Updated at 5:45 p.m. ET

Robert Gates, the president of the Boy Scouts of America, tells NPR his organization will have a decision on its ban on gay adults no later than October. His comments come a day after he told the Boy Scouts that a ban on gay adults was "unsustainable."

NPR's Scott Simon asked the former CIA director and former defense secretary whether his comments in Atlanta meant it was now "OK for Scout leaders to be gay?" Here's Gates' reply:

"No we haven't made that decision yet, but what I said was that I believed our present position was unsustainable and that we are going to need to move promptly to re-examine it.

"I think that we will have a decision not later than October, but so far there has been no change. We need to reach out to our sponsoring institutions and talk with them about the potential change.

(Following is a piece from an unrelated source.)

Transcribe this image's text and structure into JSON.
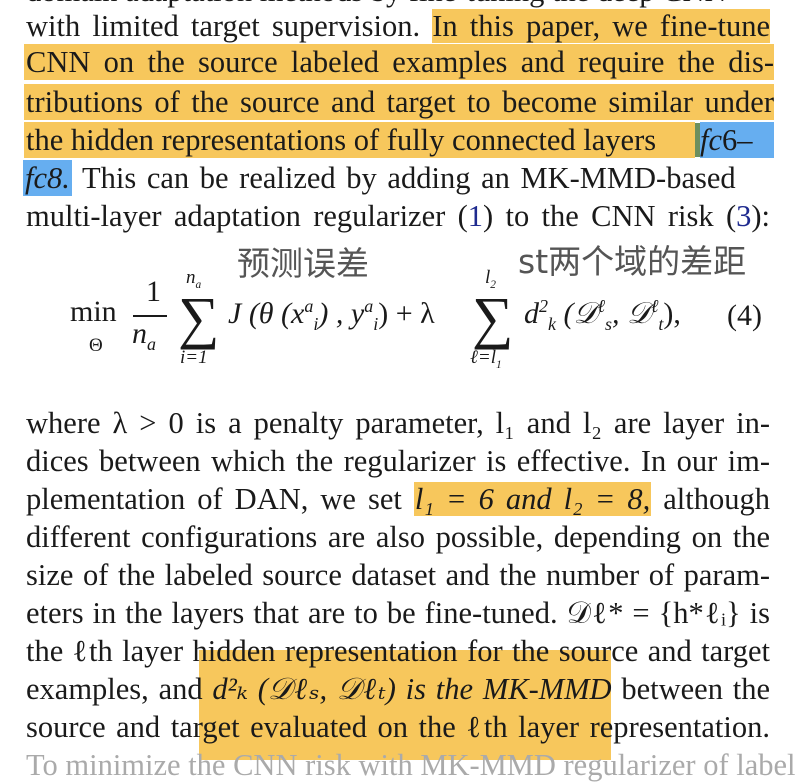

We need to talk with donors and others so there's a process to be gone through here, but I think that it's inevitable that we have to change the policy and that's what I recommended, and we'll see as I say not later than October if the rest of the movement is in agreement with the position. But I think that change is the right thing for our movement."

Gates tells NPR his approach would allow churches that sponsor Scout units to exercise their religious freedom and ensure that leaders in troops they sponsor, or units that they sponsor, reflect the faith of the sponsoring institution.

"There would be a First Amendment protection for their right to do so, but from the National Council's standpoint gays would be permitted in units that want to have them," Gates said.

Some 70 percent of Scout units are sponsored by churches.

In his comments Thursday, Gates told officials in the national organization that the U.S. is changing and "we are increasingly at odds with the legal landscape at both the state and federal levels."

"The one thing we cannot do is put our heads in the sand and pretend this challenge will go away or abate," he said. "Quite the opposite is happening."

The BSA voted in 2013 to allow gay members, but not scoutmasters.